What the Women’s Health Pavilion Will Mean for Care
By Dziwe Ntaba, M.D.
A lot has changed since we opened the doors at Village Health Works. As we look ahead to 2012 and the construction of our state-of-the-art Women’s Health Pavilion, the story of the baby in this photo has been on my mind.

“Samantha” was born at our clinic and is lucky to be alive after a hair-raising delivery. Her mother had been in prolonged labor at home with the help of traditional birth attendants that have no access to formal training or obstetric supplies. When her water broke, she was exposed to an unsterile technique that led to contamination and infection.
After close to 36 hours of stalled labor and fetal distress, the young mother was brought to our clinic by one of our village health workers. When her baby was finally delivered, she came out with a frightening blue coloration, and without breathing or any movement. We had no advanced life support equipment or medications whatsoever, but I was able to use a syringe and IV catheter to suction out her airway before starting CPR. Having no incubator, we had to make due with rapid sequential application of pre-warmed bed-sheets, which we prepared using a coal heated iron.
Samantha slowly started to breathe, turned a healthy pinkish color and then let out a faint but miraculous cry. We kept at the makeshift warming measures for another couple of hours as her breathing normalized and she gained good muscle tone. Mother and child were hospitalized for close observation and a course of IV antibiotics to treat infection.
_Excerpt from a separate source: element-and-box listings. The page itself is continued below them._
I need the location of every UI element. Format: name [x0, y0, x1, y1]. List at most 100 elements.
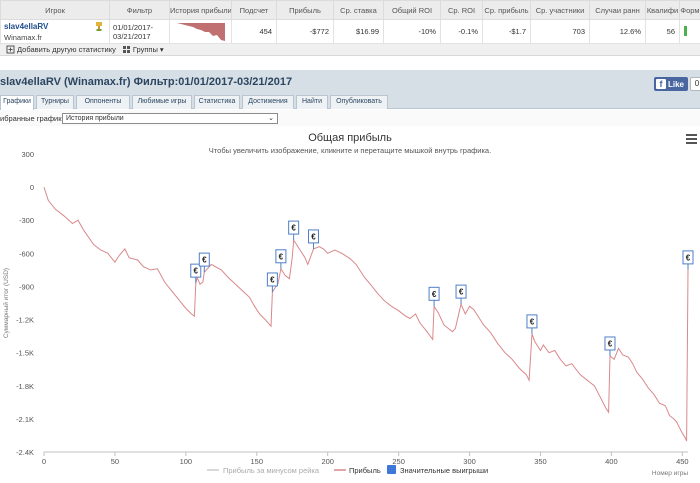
- stats-header-row: Игрок Фильтр История прибыли Подсчет При…: [0, 0, 700, 20]
- col-header-profit[interactable]: Прибыль: [276, 0, 334, 20]
- trophy-icon: [96, 22, 102, 31]
- graph-select-value: История прибыли: [66, 115, 124, 122]
- form-bar: [684, 25, 687, 36]
- euro-icon: €: [279, 252, 284, 261]
- y-tick-label: -1.5K: [16, 349, 34, 358]
- big-win-flag: [275, 249, 287, 264]
- legend-profit-label: Прибыль: [349, 466, 381, 475]
- groups-dropdown[interactable]: Группы ▾: [122, 45, 164, 54]
- euro-icon: €: [459, 288, 464, 297]
- col-header-player[interactable]: Игрок: [0, 0, 110, 20]
- chart-svg[interactable]: 300 0 -300 -600 -900 -1.2K -1.5K -1.8K -2.1K -2.4…: [0, 126, 700, 483]
- player-site: Winamax.fr: [4, 32, 42, 42]
- y-axis-title: Суммарный итог (USD): [2, 268, 10, 338]
- page-title: slav4ellaRV (Winamax.fr) Фильтр:01/01/20…: [0, 76, 293, 88]
- col-header-avg-entrants[interactable]: Ср. участники: [530, 0, 590, 20]
- tab-opponents[interactable]: Оппоненты: [76, 95, 130, 109]
- big-win-flag: [455, 284, 467, 299]
- col-header-avg-stake[interactable]: Ср. ставка: [333, 0, 384, 20]
- legend-big-wins-label: Значительные выигрыши: [400, 466, 488, 475]
- x-tick-label: 400: [605, 457, 618, 466]
- tab-achievements[interactable]: Достижения: [242, 95, 294, 109]
- col-header-avg-profit[interactable]: Ср. прибыль: [482, 0, 531, 20]
- y-tick-label: -2.1K: [16, 415, 34, 424]
- big-win-flag: [266, 272, 278, 287]
- profit-history-sparkline-cell: [169, 19, 232, 44]
- profit-sparkline: [176, 22, 225, 41]
- x-tick-label: 150: [251, 457, 264, 466]
- chart-menu-icon[interactable]: [686, 134, 697, 144]
- y-tick-label: -600: [19, 249, 34, 258]
- big-win-flag: [190, 263, 202, 278]
- add-stats-button[interactable]: Добавить другую статистику: [6, 45, 116, 54]
- filter-date-start: 01/01/2017-: [113, 22, 154, 32]
- euro-icon: €: [291, 224, 296, 233]
- tab-statistics[interactable]: Статистика: [194, 95, 240, 109]
- col-header-early-cases[interactable]: Случаи ранн: [589, 0, 646, 20]
- euro-icon: €: [686, 253, 691, 262]
- player-name-link[interactable]: slav4ellaRV: [4, 21, 49, 31]
- x-tick-label: 350: [534, 457, 547, 466]
- euro-icon: €: [530, 317, 535, 326]
- x-tick-label: 50: [111, 457, 119, 466]
- y-tick-label: -300: [19, 216, 34, 225]
- euro-icon: €: [432, 290, 437, 299]
- tab-find[interactable]: Найти: [296, 95, 328, 109]
- count-value: 454: [231, 19, 277, 44]
- col-header-qualifiers[interactable]: Квалифи: [645, 0, 680, 20]
- avg-roi-value: -0.1%: [440, 19, 483, 44]
- form-indicator: [679, 19, 700, 44]
- euro-icon: €: [270, 275, 275, 284]
- stats-table: Игрок Фильтр История прибыли Подсчет При…: [0, 0, 700, 44]
- big-win-flag: [604, 336, 616, 351]
- early-cases-value: 12.6%: [589, 19, 646, 44]
- profile-tabs: Графики Турниры Оппоненты Любимые игры С…: [0, 94, 700, 110]
- legend-big-wins-swatch: [387, 465, 396, 474]
- y-tick-label: -1.8K: [16, 382, 34, 391]
- tab-favorite-games[interactable]: Любимые игры: [132, 95, 192, 109]
- big-win-flag: [682, 250, 694, 265]
- x-tick-label: 250: [392, 457, 405, 466]
- profile-title-bar: slav4ellaRV (Winamax.fr) Фильтр:01/01/20…: [0, 70, 700, 94]
- y-tick-label: 300: [21, 150, 34, 159]
- euro-icon: €: [311, 232, 316, 241]
- col-header-profit-history[interactable]: История прибыли: [169, 0, 232, 20]
- facebook-like-count: 0: [690, 77, 700, 91]
- x-tick-label: 300: [463, 457, 476, 466]
- graph-select-row: ибранные графики: История прибыли ⌄: [0, 110, 700, 126]
- filter-date-end: 03/21/2017: [113, 31, 151, 41]
- facebook-like-label: Like: [668, 79, 685, 89]
- total-roi-value: -10%: [383, 19, 441, 44]
- stats-data-row: slav4ellaRV Winamax.fr 01/01/2017- 03/21…: [0, 19, 700, 44]
- filter-cell: 01/01/2017- 03/21/2017: [109, 19, 170, 44]
- add-stats-icon: [6, 45, 15, 53]
- stats-panel: Игрок Фильтр История прибыли Подсчет При…: [0, 0, 700, 56]
- y-tick-label: -2.4K: [16, 448, 34, 457]
- profit-value: -$772: [276, 19, 334, 44]
- tab-tournaments[interactable]: Турниры: [36, 95, 74, 109]
- graph-select-label: ибранные графики:: [0, 114, 68, 123]
- groups-icon: [122, 45, 130, 53]
- legend-net-rake-label: Прибыль за минусом рейка: [223, 466, 320, 475]
- profit-chart[interactable]: 300 0 -300 -600 -900 -1.2K -1.5K -1.8K -2.1K -2.4…: [0, 126, 700, 483]
- y-tick-label: 0: [30, 183, 34, 192]
- col-header-avg-roi[interactable]: Ср. ROI: [440, 0, 483, 20]
- tab-graphs[interactable]: Графики: [0, 95, 34, 110]
- y-tick-label: -1.2K: [16, 316, 34, 325]
- profit-series-line: [43, 186, 689, 442]
- x-tick-label: 200: [321, 457, 334, 466]
- x-tick-label: 100: [180, 457, 193, 466]
- euro-icon: €: [194, 267, 199, 276]
- col-header-total-roi[interactable]: Общий ROI: [383, 0, 441, 20]
- tab-publish[interactable]: Опубликовать: [330, 95, 388, 109]
- col-header-form[interactable]: Форм: [679, 0, 700, 20]
- y-tick-label: -900: [19, 282, 34, 291]
- qualifiers-value: 56: [645, 19, 680, 44]
- groups-label: Группы: [132, 44, 158, 54]
- facebook-like-button[interactable]: f Like: [654, 77, 688, 91]
- col-header-count[interactable]: Подсчет: [231, 0, 277, 20]
- chevron-down-icon: ▾: [159, 44, 164, 54]
- avg-profit-value: -$1.7: [482, 19, 531, 44]
- graph-select-dropdown[interactable]: История прибыли ⌄: [62, 113, 278, 124]
- col-header-filter[interactable]: Фильтр: [109, 0, 170, 20]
Family members and neighbors came to visit, and the joy (and bewilderment) on their faces was just priceless—the entire village now understands the importance of having skilled attendants facilitate delivery. Stories like these have resulted in surging enrollment in our pre-natal care program.
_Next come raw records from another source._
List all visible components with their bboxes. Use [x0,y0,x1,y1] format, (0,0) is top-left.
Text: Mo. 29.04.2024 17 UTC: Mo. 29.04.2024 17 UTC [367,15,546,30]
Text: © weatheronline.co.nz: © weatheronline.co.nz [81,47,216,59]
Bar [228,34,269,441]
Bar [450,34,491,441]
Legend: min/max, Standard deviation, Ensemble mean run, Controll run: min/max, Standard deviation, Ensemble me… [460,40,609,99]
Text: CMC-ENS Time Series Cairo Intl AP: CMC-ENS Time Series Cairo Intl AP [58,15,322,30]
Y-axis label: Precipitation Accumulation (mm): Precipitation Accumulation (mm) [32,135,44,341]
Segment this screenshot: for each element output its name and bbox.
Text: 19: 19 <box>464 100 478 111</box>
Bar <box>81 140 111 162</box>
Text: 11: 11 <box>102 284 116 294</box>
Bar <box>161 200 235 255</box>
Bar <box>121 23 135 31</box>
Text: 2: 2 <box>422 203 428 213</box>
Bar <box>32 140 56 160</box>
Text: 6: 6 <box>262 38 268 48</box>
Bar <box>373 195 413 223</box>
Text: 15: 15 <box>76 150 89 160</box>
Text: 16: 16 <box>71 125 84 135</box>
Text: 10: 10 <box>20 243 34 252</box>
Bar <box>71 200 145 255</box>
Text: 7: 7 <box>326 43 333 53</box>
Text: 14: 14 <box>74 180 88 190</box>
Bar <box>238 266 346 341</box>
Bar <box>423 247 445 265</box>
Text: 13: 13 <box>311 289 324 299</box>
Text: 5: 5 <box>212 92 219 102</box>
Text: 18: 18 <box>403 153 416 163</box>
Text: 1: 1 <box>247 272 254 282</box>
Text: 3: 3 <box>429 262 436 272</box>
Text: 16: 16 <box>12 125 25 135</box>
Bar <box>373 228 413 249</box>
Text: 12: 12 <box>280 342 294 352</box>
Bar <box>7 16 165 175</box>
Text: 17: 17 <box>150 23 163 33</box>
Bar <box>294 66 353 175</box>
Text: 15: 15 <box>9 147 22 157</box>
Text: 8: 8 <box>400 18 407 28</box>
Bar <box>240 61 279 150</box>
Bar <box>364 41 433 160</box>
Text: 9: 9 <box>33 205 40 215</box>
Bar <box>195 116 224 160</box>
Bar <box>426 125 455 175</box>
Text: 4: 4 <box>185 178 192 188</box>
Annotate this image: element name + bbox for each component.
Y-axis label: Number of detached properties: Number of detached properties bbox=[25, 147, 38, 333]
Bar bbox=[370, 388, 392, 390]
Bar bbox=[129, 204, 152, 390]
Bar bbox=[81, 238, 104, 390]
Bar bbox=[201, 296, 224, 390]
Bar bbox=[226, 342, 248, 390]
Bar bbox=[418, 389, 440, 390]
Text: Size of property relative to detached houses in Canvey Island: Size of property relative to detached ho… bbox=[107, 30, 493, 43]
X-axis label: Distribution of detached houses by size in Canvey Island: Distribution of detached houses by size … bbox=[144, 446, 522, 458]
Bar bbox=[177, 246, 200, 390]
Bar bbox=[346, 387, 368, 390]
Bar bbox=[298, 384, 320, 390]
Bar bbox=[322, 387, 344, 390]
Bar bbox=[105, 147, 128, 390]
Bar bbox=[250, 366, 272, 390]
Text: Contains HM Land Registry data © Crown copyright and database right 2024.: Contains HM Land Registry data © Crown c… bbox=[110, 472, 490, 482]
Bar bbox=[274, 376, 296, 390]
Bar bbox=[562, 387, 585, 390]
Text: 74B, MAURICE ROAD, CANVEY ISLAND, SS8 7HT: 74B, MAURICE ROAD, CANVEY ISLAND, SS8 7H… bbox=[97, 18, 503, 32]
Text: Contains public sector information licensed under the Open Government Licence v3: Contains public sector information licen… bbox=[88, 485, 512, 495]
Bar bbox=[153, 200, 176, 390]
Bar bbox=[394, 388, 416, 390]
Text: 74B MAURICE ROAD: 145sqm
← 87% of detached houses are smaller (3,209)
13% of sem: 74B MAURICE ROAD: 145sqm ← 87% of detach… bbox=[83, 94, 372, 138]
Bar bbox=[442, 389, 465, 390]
We have been unable to deliver babies routinely at Village Health Works due to a lack of physical space and other requisite infrastructure. But the construction of the Women’s Health Pavilion in 2012 will change that. This facility will not only provide a safe and dignified environment in which mothers can deliver their babies, it will also modernize and expand our maternal-child health services and markedly reduce preventable deaths and disability amongst the patients we serve.
Dziwe was VHW’s first Medical Director. He currently serves as Senior Advisor to VHW, practices emergency medicine in New York City and is a visiting physician in Kigutu.